How To Form The Turkish Past Tense

avatarMille Larsen
3 mins read

Last week, I talked about several things we can learn in Turkish just by looking at the login page from Yonja, the Turkish social network. I mostly talked about vocabulary, and showed how we can learn to understand a word's meaning and its use just from a login page.

I also mentioned the activity stream at the bottom of the page. That is what I want to look at further today, because it seems to have provided us with everything we need to learn a new verb tense!
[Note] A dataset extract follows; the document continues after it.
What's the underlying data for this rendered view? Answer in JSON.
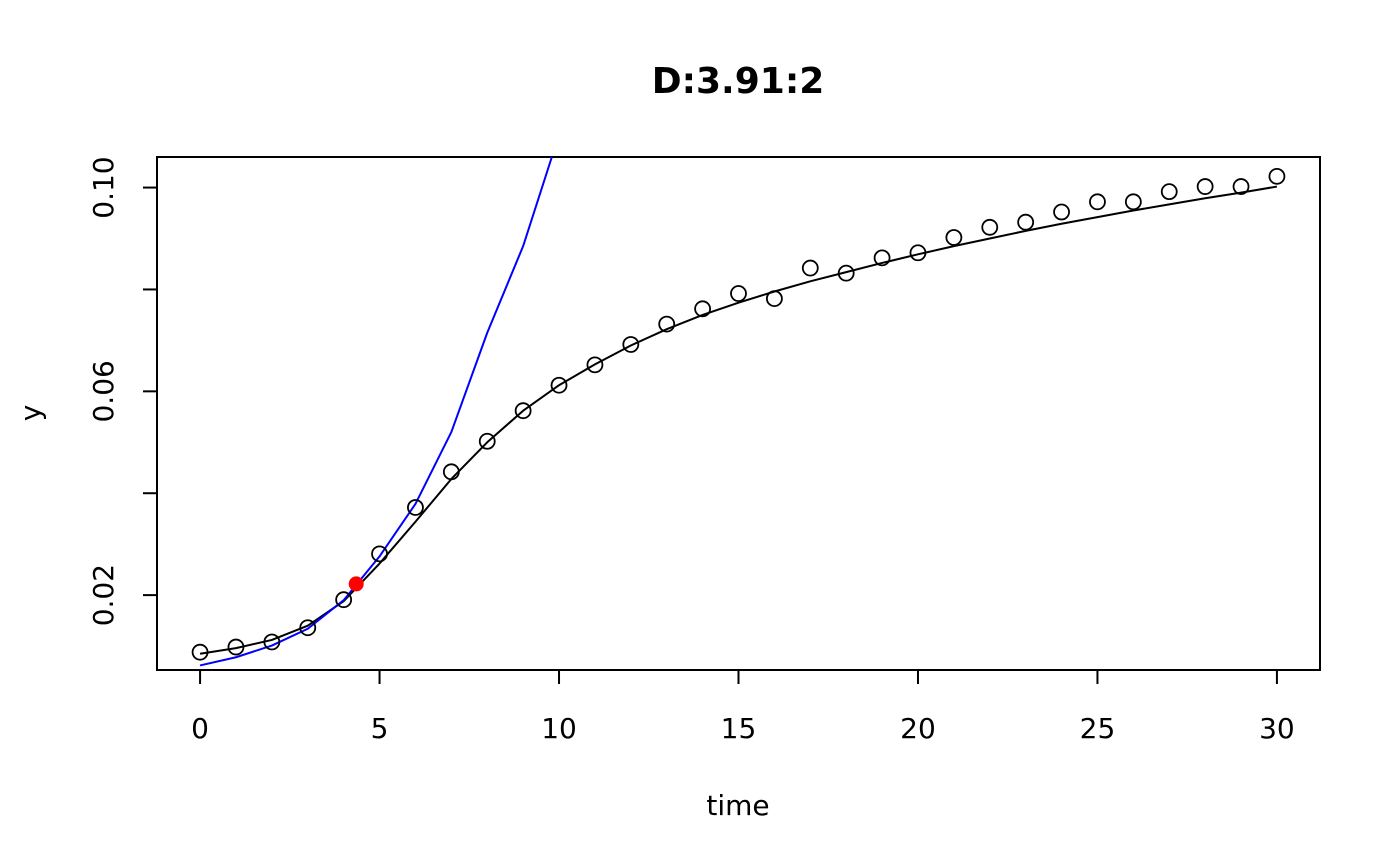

If we look at some examples of those updates, we see such things as:

  • yeni bir fotoğraf ekledi - added a new photo
  • bir itirafta bulundu - found a confession
  • bu itirafını destekledi - supported this confession
  • yeni bir blog yazdı - added a new blog
  • bu blogu beğendi - liked this blog
  • ile arkadaş oldular - is now friends with

In each case, we see a verb ending in -di, -dı, or -du. As always, I am assuming that these are really the same ending, with a mere difference of vowel harmony. It's starting to become somewhat natural for me to group similar sounding syllables together, mentally.

If I jump over to Sesli Sözlük and test some of these words out, I do indeed find that ekledi, bulundu, destekledi, yazdı, beğendi, and oldular have the verb roots eklemek, bulumak, desteklemek, yazmak, beǧenmek, and olmek. This seems to be a pretty clear indication that the -di ending indicates third-person past tense.
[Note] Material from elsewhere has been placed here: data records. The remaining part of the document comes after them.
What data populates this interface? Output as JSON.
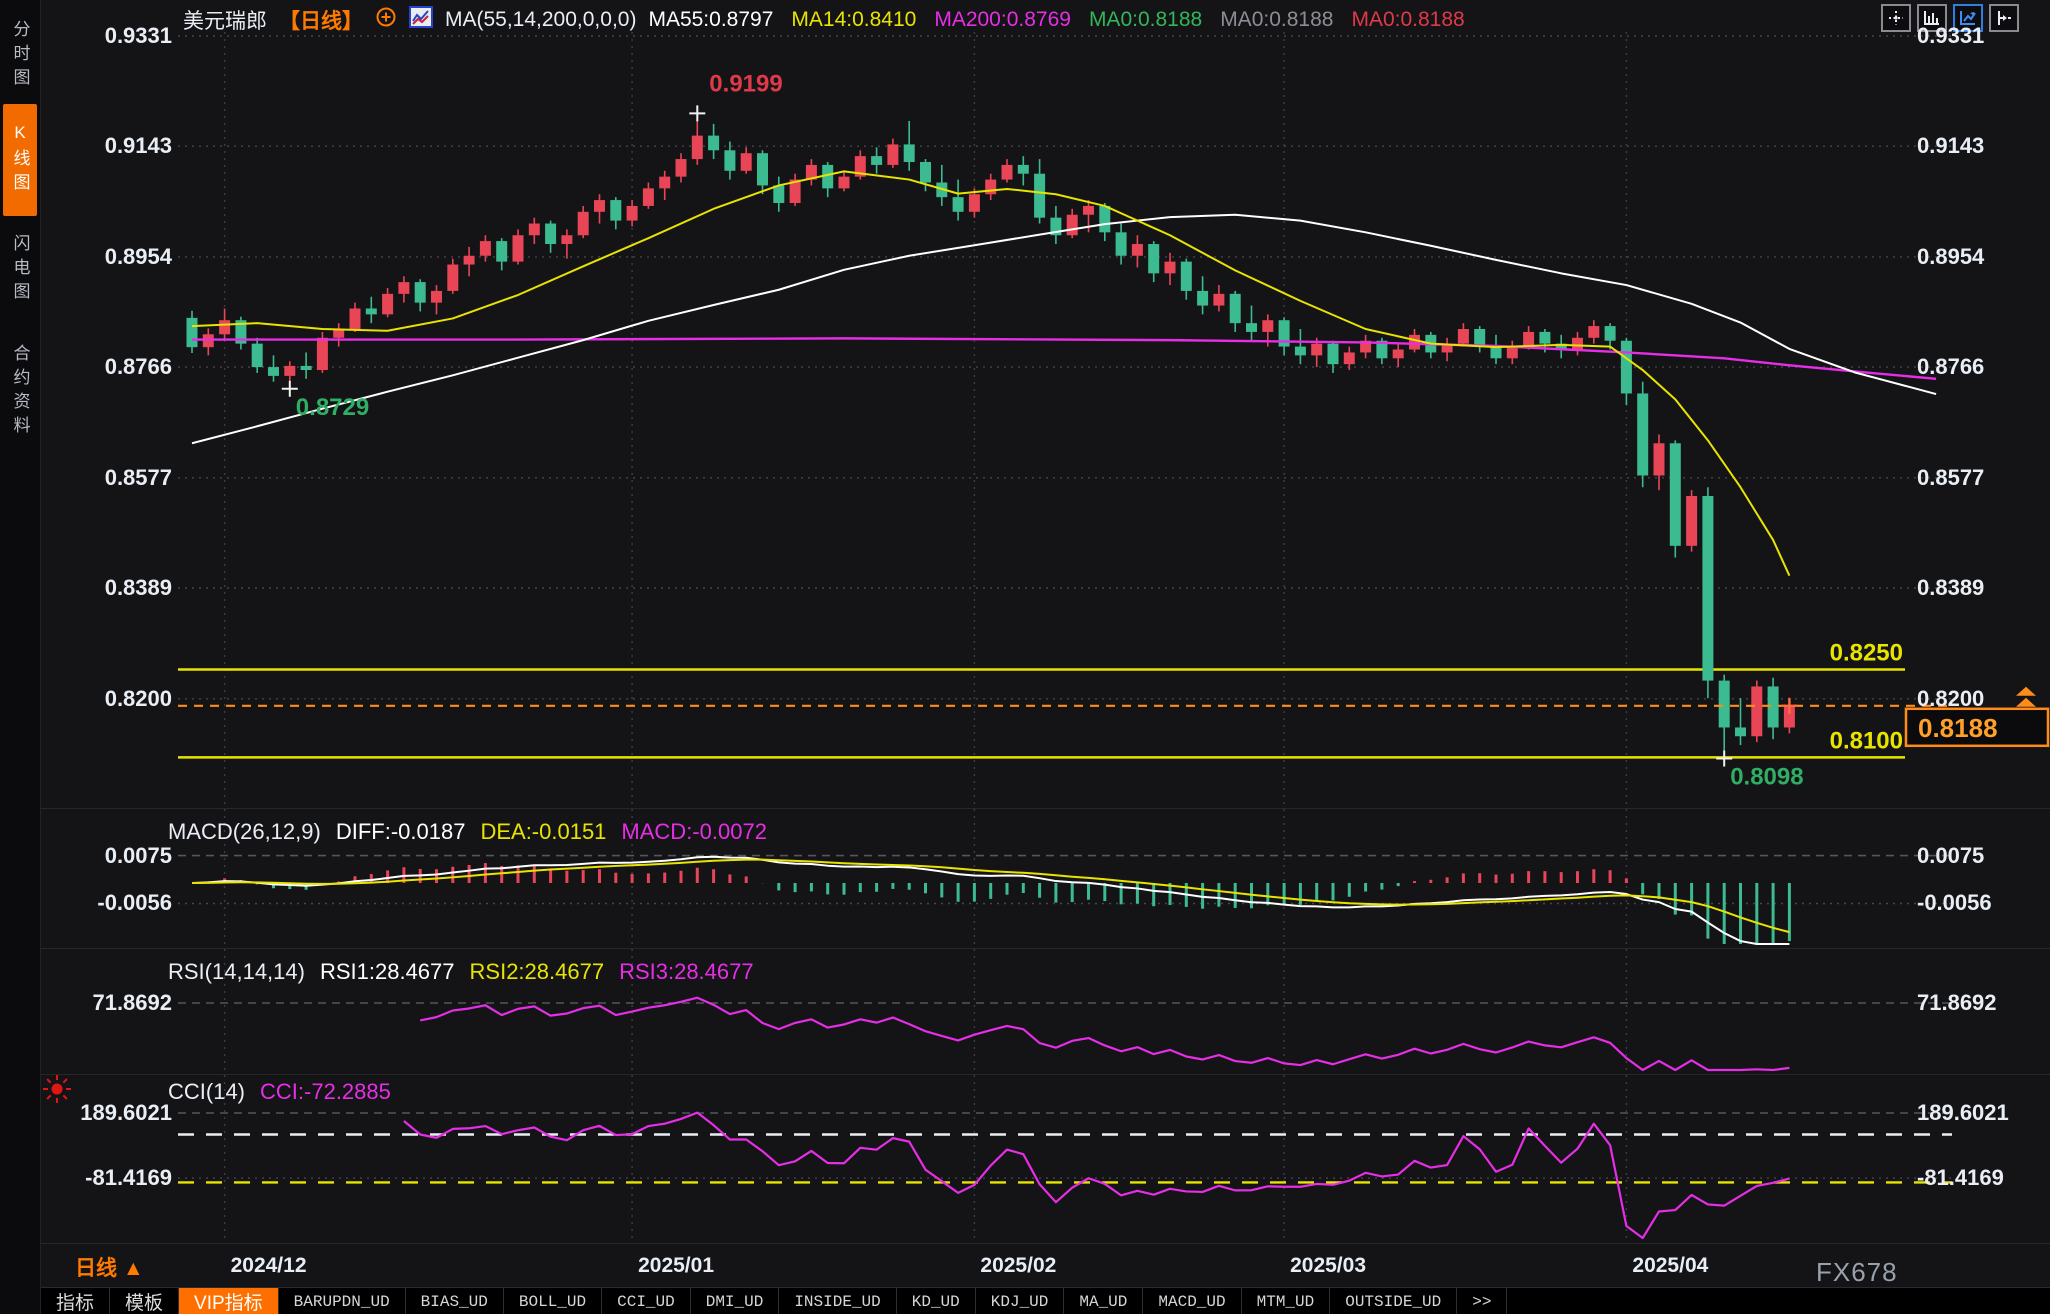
{
  "header": {
    "symbol": "美元瑞郎",
    "period_tag": "【日线】",
    "ma_settings": "MA(55,14,200,0,0,0)",
    "ma_values": [
      {
        "label": "MA55:0.8797",
        "color": "#ffffff"
      },
      {
        "label": "MA14:0.8410",
        "color": "#e8e400"
      },
      {
        "label": "MA200:0.8769",
        "color": "#e52ee5"
      },
      {
        "label": "MA0:0.8188",
        "color": "#33b559"
      },
      {
        "label": "MA0:0.8188",
        "color": "#8d8d95"
      },
      {
        "label": "MA0:0.8188",
        "color": "#e0394a"
      }
    ]
  },
  "sidebar": {
    "tabs": [
      {
        "label": "分时图",
        "active": false
      },
      {
        "label": "K线图",
        "active": true
      },
      {
        "label": "闪电图",
        "active": false
      },
      {
        "label": "合约资料",
        "active": false
      }
    ]
  },
  "top_icons": [
    "pan-crosshair-icon",
    "bar-chart-icon",
    "line-chart-icon",
    "panel-switch-icon"
  ],
  "macd_panel": {
    "title": "MACD(26,12,9)",
    "items": [
      {
        "label": "DIFF:-0.0187",
        "color": "#ffffff"
      },
      {
        "label": "DEA:-0.0151",
        "color": "#e8e400"
      },
      {
        "label": "MACD:-0.0072",
        "color": "#e52ee5"
      }
    ],
    "axis_labels": [
      "0.0075",
      "-0.0056"
    ]
  },
  "rsi_panel": {
    "title": "RSI(14,14,14)",
    "items": [
      {
        "label": "RSI1:28.4677",
        "color": "#ffffff"
      },
      {
        "label": "RSI2:28.4677",
        "color": "#e8e400"
      },
      {
        "label": "RSI3:28.4677",
        "color": "#e52ee5"
      }
    ],
    "axis_labels": [
      "71.8692"
    ]
  },
  "cci_panel": {
    "title": "CCI(14)",
    "items": [
      {
        "label": "CCI:-72.2885",
        "color": "#e52ee5"
      }
    ],
    "axis_labels": [
      "189.6021",
      "-81.4169"
    ]
  },
  "bottom": {
    "period_label": "日线",
    "period_arrow": "▲",
    "watermark": "FX678",
    "menu": [
      {
        "label": "指标",
        "style": "tab"
      },
      {
        "label": "模板",
        "style": "tab"
      },
      {
        "label": "VIP指标",
        "style": "active"
      },
      {
        "label": "BARUPDN_UD",
        "style": "mono"
      },
      {
        "label": "BIAS_UD",
        "style": "mono"
      },
      {
        "label": "BOLL_UD",
        "style": "mono"
      },
      {
        "label": "CCI_UD",
        "style": "mono"
      },
      {
        "label": "DMI_UD",
        "style": "mono"
      },
      {
        "label": "INSIDE_UD",
        "style": "mono"
      },
      {
        "label": "KD_UD",
        "style": "mono"
      },
      {
        "label": "KDJ_UD",
        "style": "mono"
      },
      {
        "label": "MA_UD",
        "style": "mono"
      },
      {
        "label": "MACD_UD",
        "style": "mono"
      },
      {
        "label": "MTM_UD",
        "style": "mono"
      },
      {
        "label": "OUTSIDE_UD",
        "style": "mono"
      },
      {
        "label": ">>",
        "style": "mono"
      }
    ]
  },
  "price_marker": {
    "label": "0.8188",
    "value": 0.8188,
    "color": "#ff8c1a"
  },
  "chart_data": {
    "type": "candlestick",
    "title": "美元瑞郎 日线 (USD/CHF daily)",
    "colors": {
      "up": "#e84556",
      "down": "#3bbb8f",
      "ma14": "#e8e400",
      "ma55": "#ffffff",
      "ma200": "#e52ee5"
    },
    "y_axis": {
      "tick_labels": [
        "0.9331",
        "0.9143",
        "0.8954",
        "0.8766",
        "0.8577",
        "0.8389",
        "0.8200"
      ]
    },
    "x_axis": {
      "labels": [
        {
          "label": "2024/12",
          "index": 2
        },
        {
          "label": "2025/01",
          "index": 27
        },
        {
          "label": "2025/02",
          "index": 48
        },
        {
          "label": "2025/03",
          "index": 67
        },
        {
          "label": "2025/04",
          "index": 88
        }
      ]
    },
    "horizontal_lines": [
      {
        "label": "0.8250",
        "value": 0.825,
        "color": "#e8e400"
      },
      {
        "label": "0.8100",
        "value": 0.81,
        "color": "#e8e400"
      }
    ],
    "annotations": [
      {
        "kind": "swing-high",
        "label": "0.9199",
        "index": 31,
        "price": 0.9199,
        "color": "#e0394a"
      },
      {
        "kind": "swing-low",
        "label": "0.8729",
        "index": 6,
        "price": 0.8729,
        "color": "#2fae64"
      },
      {
        "kind": "swing-low",
        "label": "0.8098",
        "index": 94,
        "price": 0.8098,
        "color": "#2fae64"
      }
    ],
    "candles": [
      [
        0.885,
        0.8862,
        0.879,
        0.88
      ],
      [
        0.88,
        0.8832,
        0.8786,
        0.8822
      ],
      [
        0.8822,
        0.8866,
        0.8812,
        0.8846
      ],
      [
        0.8846,
        0.8852,
        0.8796,
        0.8806
      ],
      [
        0.8806,
        0.8816,
        0.8756,
        0.8766
      ],
      [
        0.8766,
        0.8786,
        0.8741,
        0.8751
      ],
      [
        0.8751,
        0.8776,
        0.8729,
        0.8768
      ],
      [
        0.8768,
        0.8791,
        0.8746,
        0.8761
      ],
      [
        0.8761,
        0.8826,
        0.8756,
        0.8816
      ],
      [
        0.8816,
        0.8841,
        0.8801,
        0.8831
      ],
      [
        0.8831,
        0.8876,
        0.8826,
        0.8866
      ],
      [
        0.8866,
        0.8886,
        0.8841,
        0.8856
      ],
      [
        0.8856,
        0.8901,
        0.8851,
        0.8891
      ],
      [
        0.8891,
        0.8921,
        0.8876,
        0.8911
      ],
      [
        0.8911,
        0.8916,
        0.8861,
        0.8876
      ],
      [
        0.8876,
        0.8906,
        0.8856,
        0.8896
      ],
      [
        0.8896,
        0.8951,
        0.8891,
        0.8941
      ],
      [
        0.8941,
        0.8971,
        0.8921,
        0.8956
      ],
      [
        0.8956,
        0.8991,
        0.8946,
        0.8981
      ],
      [
        0.8981,
        0.8986,
        0.8931,
        0.8946
      ],
      [
        0.8946,
        0.9001,
        0.8941,
        0.8991
      ],
      [
        0.8991,
        0.9021,
        0.8976,
        0.9011
      ],
      [
        0.9011,
        0.9016,
        0.8961,
        0.8976
      ],
      [
        0.8976,
        0.9001,
        0.8951,
        0.8991
      ],
      [
        0.8991,
        0.9041,
        0.8986,
        0.9031
      ],
      [
        0.9031,
        0.9061,
        0.9011,
        0.9051
      ],
      [
        0.9051,
        0.9056,
        0.9001,
        0.9016
      ],
      [
        0.9016,
        0.9051,
        0.9006,
        0.9041
      ],
      [
        0.9041,
        0.9081,
        0.9036,
        0.9071
      ],
      [
        0.9071,
        0.9101,
        0.9051,
        0.9091
      ],
      [
        0.9091,
        0.9131,
        0.9081,
        0.9121
      ],
      [
        0.9121,
        0.9199,
        0.9111,
        0.9161
      ],
      [
        0.9161,
        0.9181,
        0.9121,
        0.9136
      ],
      [
        0.9136,
        0.9151,
        0.9086,
        0.9101
      ],
      [
        0.9101,
        0.9141,
        0.9096,
        0.9131
      ],
      [
        0.9131,
        0.9136,
        0.9061,
        0.9076
      ],
      [
        0.9076,
        0.9091,
        0.9031,
        0.9046
      ],
      [
        0.9046,
        0.9096,
        0.9041,
        0.9086
      ],
      [
        0.9086,
        0.9121,
        0.9076,
        0.9111
      ],
      [
        0.9111,
        0.9116,
        0.9056,
        0.9071
      ],
      [
        0.9071,
        0.9101,
        0.9066,
        0.9091
      ],
      [
        0.9091,
        0.9136,
        0.9086,
        0.9126
      ],
      [
        0.9126,
        0.9141,
        0.9096,
        0.9111
      ],
      [
        0.9111,
        0.9156,
        0.9106,
        0.9146
      ],
      [
        0.9146,
        0.9186,
        0.9101,
        0.9116
      ],
      [
        0.9116,
        0.9121,
        0.9066,
        0.9081
      ],
      [
        0.9081,
        0.9111,
        0.9041,
        0.9056
      ],
      [
        0.9056,
        0.9086,
        0.9016,
        0.9031
      ],
      [
        0.9031,
        0.9071,
        0.9021,
        0.9061
      ],
      [
        0.9061,
        0.9096,
        0.9051,
        0.9086
      ],
      [
        0.9086,
        0.9121,
        0.9081,
        0.9111
      ],
      [
        0.9111,
        0.9126,
        0.9076,
        0.9096
      ],
      [
        0.9096,
        0.9121,
        0.9011,
        0.9021
      ],
      [
        0.9021,
        0.9041,
        0.8976,
        0.8991
      ],
      [
        0.8991,
        0.9036,
        0.8986,
        0.9026
      ],
      [
        0.9026,
        0.9051,
        0.8996,
        0.9041
      ],
      [
        0.9041,
        0.9046,
        0.8981,
        0.8996
      ],
      [
        0.8996,
        0.9011,
        0.8941,
        0.8956
      ],
      [
        0.8956,
        0.8991,
        0.8936,
        0.8976
      ],
      [
        0.8976,
        0.8981,
        0.8911,
        0.8926
      ],
      [
        0.8926,
        0.8961,
        0.8906,
        0.8946
      ],
      [
        0.8946,
        0.8951,
        0.8881,
        0.8896
      ],
      [
        0.8896,
        0.8921,
        0.8856,
        0.8871
      ],
      [
        0.8871,
        0.8906,
        0.8861,
        0.8891
      ],
      [
        0.8891,
        0.8896,
        0.8826,
        0.8841
      ],
      [
        0.8841,
        0.8871,
        0.8811,
        0.8826
      ],
      [
        0.8826,
        0.8856,
        0.8801,
        0.8846
      ],
      [
        0.8846,
        0.8851,
        0.8786,
        0.8801
      ],
      [
        0.8801,
        0.8831,
        0.8771,
        0.8786
      ],
      [
        0.8786,
        0.8816,
        0.8766,
        0.8806
      ],
      [
        0.8806,
        0.8811,
        0.8756,
        0.8771
      ],
      [
        0.8771,
        0.8801,
        0.8761,
        0.8791
      ],
      [
        0.8791,
        0.8821,
        0.8781,
        0.8811
      ],
      [
        0.8811,
        0.8816,
        0.8771,
        0.8781
      ],
      [
        0.8781,
        0.8806,
        0.8766,
        0.8796
      ],
      [
        0.8796,
        0.8831,
        0.8791,
        0.8821
      ],
      [
        0.8821,
        0.8826,
        0.8781,
        0.8791
      ],
      [
        0.8791,
        0.8816,
        0.8776,
        0.8806
      ],
      [
        0.8806,
        0.8841,
        0.8801,
        0.8831
      ],
      [
        0.8831,
        0.8836,
        0.8791,
        0.8801
      ],
      [
        0.8801,
        0.8821,
        0.8771,
        0.8781
      ],
      [
        0.8781,
        0.8811,
        0.8771,
        0.8801
      ],
      [
        0.8801,
        0.8836,
        0.8796,
        0.8826
      ],
      [
        0.8826,
        0.8831,
        0.8791,
        0.8806
      ],
      [
        0.8806,
        0.8821,
        0.8781,
        0.8796
      ],
      [
        0.8796,
        0.8826,
        0.8786,
        0.8816
      ],
      [
        0.8816,
        0.8846,
        0.8806,
        0.8836
      ],
      [
        0.8836,
        0.8841,
        0.8796,
        0.8811
      ],
      [
        0.8811,
        0.8816,
        0.8701,
        0.8721
      ],
      [
        0.8721,
        0.8741,
        0.8561,
        0.8581
      ],
      [
        0.8581,
        0.8651,
        0.8556,
        0.8636
      ],
      [
        0.8636,
        0.8641,
        0.8441,
        0.8461
      ],
      [
        0.8461,
        0.8556,
        0.8451,
        0.8546
      ],
      [
        0.8546,
        0.8561,
        0.8201,
        0.8231
      ],
      [
        0.8231,
        0.8241,
        0.8098,
        0.8151
      ],
      [
        0.8151,
        0.8201,
        0.8121,
        0.8136
      ],
      [
        0.8136,
        0.8231,
        0.8126,
        0.8221
      ],
      [
        0.8221,
        0.8236,
        0.8131,
        0.8151
      ],
      [
        0.8151,
        0.8201,
        0.8141,
        0.8188
      ]
    ],
    "ma_lines": [
      {
        "name": "MA200",
        "color": "#e52ee5",
        "points": [
          [
            0,
            0.8813
          ],
          [
            20,
            0.8813
          ],
          [
            40,
            0.8815
          ],
          [
            60,
            0.8812
          ],
          [
            72,
            0.8808
          ],
          [
            80,
            0.8802
          ],
          [
            88,
            0.8791
          ],
          [
            94,
            0.8781
          ],
          [
            98,
            0.8769
          ],
          [
            103,
            0.8756
          ],
          [
            107,
            0.8746
          ]
        ]
      },
      {
        "name": "MA55",
        "color": "#ffffff",
        "points": [
          [
            0,
            0.8636
          ],
          [
            4,
            0.8665
          ],
          [
            8,
            0.8695
          ],
          [
            12,
            0.8724
          ],
          [
            16,
            0.8752
          ],
          [
            20,
            0.8782
          ],
          [
            24,
            0.8812
          ],
          [
            28,
            0.8845
          ],
          [
            32,
            0.8872
          ],
          [
            36,
            0.8898
          ],
          [
            40,
            0.8932
          ],
          [
            44,
            0.8956
          ],
          [
            48,
            0.8974
          ],
          [
            52,
            0.8992
          ],
          [
            56,
            0.901
          ],
          [
            60,
            0.9022
          ],
          [
            64,
            0.9026
          ],
          [
            68,
            0.9016
          ],
          [
            72,
            0.8996
          ],
          [
            76,
            0.8973
          ],
          [
            80,
            0.8949
          ],
          [
            84,
            0.8926
          ],
          [
            88,
            0.8906
          ],
          [
            92,
            0.8874
          ],
          [
            95,
            0.8842
          ],
          [
            98,
            0.8797
          ],
          [
            102,
            0.8757
          ],
          [
            107,
            0.872
          ]
        ]
      },
      {
        "name": "MA14",
        "color": "#e8e400",
        "points": [
          [
            0,
            0.8836
          ],
          [
            4,
            0.8841
          ],
          [
            8,
            0.8831
          ],
          [
            12,
            0.8828
          ],
          [
            16,
            0.8849
          ],
          [
            20,
            0.8889
          ],
          [
            24,
            0.8938
          ],
          [
            28,
            0.8986
          ],
          [
            32,
            0.9036
          ],
          [
            36,
            0.9076
          ],
          [
            40,
            0.91
          ],
          [
            44,
            0.9086
          ],
          [
            47,
            0.9062
          ],
          [
            50,
            0.907
          ],
          [
            53,
            0.9061
          ],
          [
            56,
            0.9041
          ],
          [
            60,
            0.8991
          ],
          [
            64,
            0.8931
          ],
          [
            68,
            0.8879
          ],
          [
            72,
            0.8831
          ],
          [
            76,
            0.8806
          ],
          [
            80,
            0.88
          ],
          [
            84,
            0.8804
          ],
          [
            87,
            0.8801
          ],
          [
            89,
            0.8761
          ],
          [
            91,
            0.8711
          ],
          [
            93,
            0.8641
          ],
          [
            95,
            0.8561
          ],
          [
            97,
            0.8471
          ],
          [
            98,
            0.841
          ]
        ]
      }
    ],
    "indicators": {
      "macd": {
        "diff": -0.0187,
        "dea": -0.0151,
        "macd": -0.0072
      },
      "rsi": {
        "rsi1": 28.4677,
        "rsi2": 28.4677,
        "rsi3": 28.4677
      },
      "cci": {
        "cci": -72.2885,
        "upper_band": 100,
        "lower_band": -100
      }
    }
  }
}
There are a couple of other things to ovserve here, too. First, in the case of oldular, the third-person singular was oldu. The -lar ending seems to have made it plural. I will be interested to find out if that's true and if so, whether or not I can do the same thing in first- and second-person.

The second interesting detail to notice here is that the word desteklemek (support) looks like eklemek (add) with the addition of dest- at the beginning. I'm betting that there is something to be learned from this.

Once again, a little experimentation at Sesli Sözlük reveals an answer: the word deste means bundle. So in Turkish, to support is to "add to the bundle". This is an interesting clue into Turkish mentality, as it seems to indicate support as "strength in numbers", rather than the idea of "holding from underneath" that one sees in Russian, for example, where поддержать (to support) is literally "to hold from beneath."

And speaking of experimentation... if we know that Turkish is agglutinative, and we know that -iyor makes verb action ongoing, let's try adding it in these past tenses and see if it is, officially, the imperfective. Google translates the phrase "Mehmet yeni bir blog yazdı" as "Jack wrote a new blog." And with a lot of experimentation (I'm still working out this vowel harmony thing) I was indeed able to change it to "Mehmet yeni bir blog yazıyordu", which Google says is "Jack was writing a new blog."

I don't know about you, but this Turkish language looks easier to me every day.